Adams put the skull on the table; curious and small and ferocious and repellent it looked. One would never have imagined the black face, the grin, and the rolling eyes of the creature to whom it had once belonged. One thing only about it touched the heart with sadness—its size.
“It is a child’s,” said Maxine.
“Yes; the child I told you of—all that remains of it.”
He was about to wrap the thing up again when the girl interposed.
“Let it lie there whilst you tell me; it will bring things nearer to me. I am not afraid of it—poor, poor creature. Tell me all you know—tell me the worst.
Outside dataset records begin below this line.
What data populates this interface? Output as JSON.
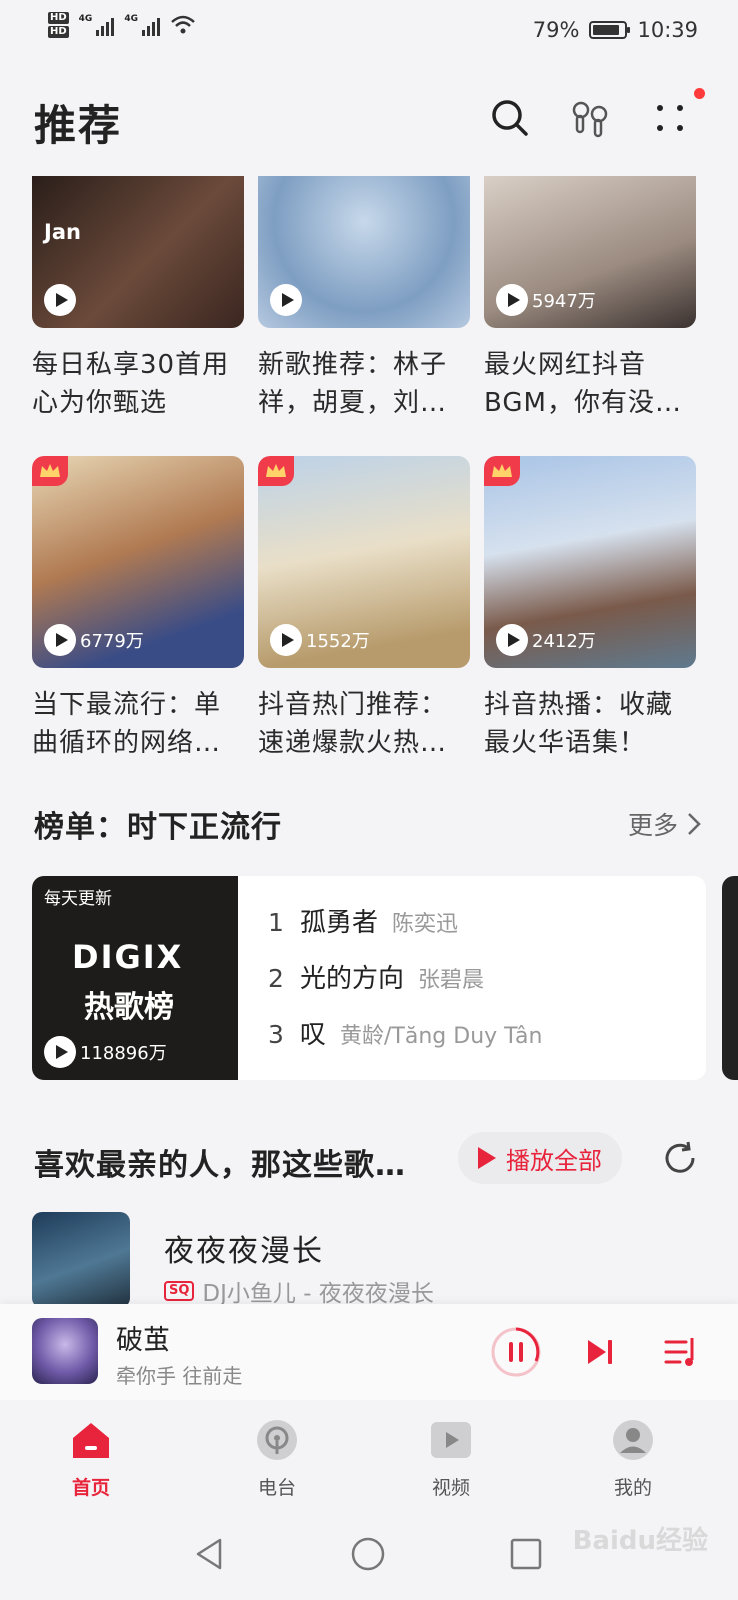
{
  "status_bar": {
    "network_1": "4G",
    "network_2": "4G",
    "battery": "79%",
    "time": "10:39"
  },
  "header": {
    "title": "推荐"
  },
  "playlists_row1": [
    {
      "title": "每日私享30首用心为你甄选",
      "badge": "Jan",
      "plays": ""
    },
    {
      "title": "新歌推荐：林子祥，胡夏，刘…",
      "badge": "",
      "plays": ""
    },
    {
      "title": "最火网红抖音BGM，你有没…",
      "badge": "",
      "plays": "5947万"
    }
  ],
  "playlists_row2": [
    {
      "title": "当下最流行：单曲循环的网络…",
      "plays": "6779万"
    },
    {
      "title": "抖音热门推荐：速递爆款火热…",
      "plays": "1552万"
    },
    {
      "title": "抖音热播：收藏最火华语集！",
      "plays": "2412万"
    }
  ],
  "charts": {
    "title": "榜单：时下正流行",
    "more": "更多",
    "cover_tag": "每天更新",
    "cover_logo": "DIGIX",
    "cover_name": "热歌榜",
    "cover_plays": "118896万",
    "rows": [
      {
        "no": "1",
        "song": "孤勇者",
        "artist": "陈奕迅"
      },
      {
        "no": "2",
        "song": "光的方向",
        "artist": "张碧晨"
      },
      {
        "no": "3",
        "song": "叹",
        "artist": "黄龄/Tăng Duy Tân"
      }
    ]
  },
  "mix": {
    "title": "喜欢最亲的人，那这些歌…",
    "play_all": "播放全部",
    "song_title": "夜夜夜漫长",
    "quality": "SQ",
    "song_meta": "DJ小鱼儿 - 夜夜夜漫长"
  },
  "mini_player": {
    "title": "破茧",
    "subtitle": "牵你手 往前走"
  },
  "tabs": [
    {
      "label": "首页"
    },
    {
      "label": "电台"
    },
    {
      "label": "视频"
    },
    {
      "label": "我的"
    }
  ],
  "watermark": "Baidu经验",
  "accent_color": "#e8243c"
}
I am not a young lady for the moment, please, just a person listening.”
He took his seat in an armchair opposite to her, and resting his elbows on his knees, talking just as if he were talking to a man, found the words he could not find when, pen in hand, half an hour ago, he had tried to express himself in writing.
He told of the Hostage House at Yandjali, and the wretched creatures penned like animals eating their miserable food; he told of M’Bassa and the Hostage House there, with its iron rings and chains; he told how all over that vast country these places were dotted, not by the hundred but by the thousand; he told of the misery of the men who were driven into the dismal forests, slaves of masters worse than tigers, and of a task that would never end as long as rubber grew and Christ was a name in Europe and not a power; he told the awful fact that murder there was used every day as an agricultural implement, that people were operated upon, and suffered amputation of limbs, not because of disease; and that their sex and age—those two last appeals of Nature to brutality—had no voice; he told the whole bitter tale of tears and blood, but he could not tell her all, for she was a girl, and it would be hard to speak even before a man of the crimes against Nature, the crimes against men, against women, and against children, that even if the Congo State were swept away to-morrow, will leave Belgium’s name in the world’s history more detestable than the names of the unspeakable cities sunk in the Dead Sea.
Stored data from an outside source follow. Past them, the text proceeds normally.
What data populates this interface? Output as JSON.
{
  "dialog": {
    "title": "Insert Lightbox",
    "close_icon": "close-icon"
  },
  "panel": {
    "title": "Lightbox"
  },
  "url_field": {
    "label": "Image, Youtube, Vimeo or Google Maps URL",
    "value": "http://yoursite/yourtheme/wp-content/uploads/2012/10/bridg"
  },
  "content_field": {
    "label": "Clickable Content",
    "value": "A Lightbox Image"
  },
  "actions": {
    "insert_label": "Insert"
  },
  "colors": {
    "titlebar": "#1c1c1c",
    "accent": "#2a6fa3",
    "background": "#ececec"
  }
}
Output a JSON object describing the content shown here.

Maxine listened, entranced, swayed between the terror of the tale and the power of the man who was telling it.
Ah! if he could have spoken to Europe as he spoke to her; if he could have made Europe see as he made her see, what a whirlwind of indignation would have arisen; but he could not.
It was the magnet of her sympathy that marshalled the facts, clad them in burning language, and led them forth in battalions that stormed her mind and made her believe what seemed unbelievable. Without that sympathy, his words would have been cold and lifeless statements bearing little conviction.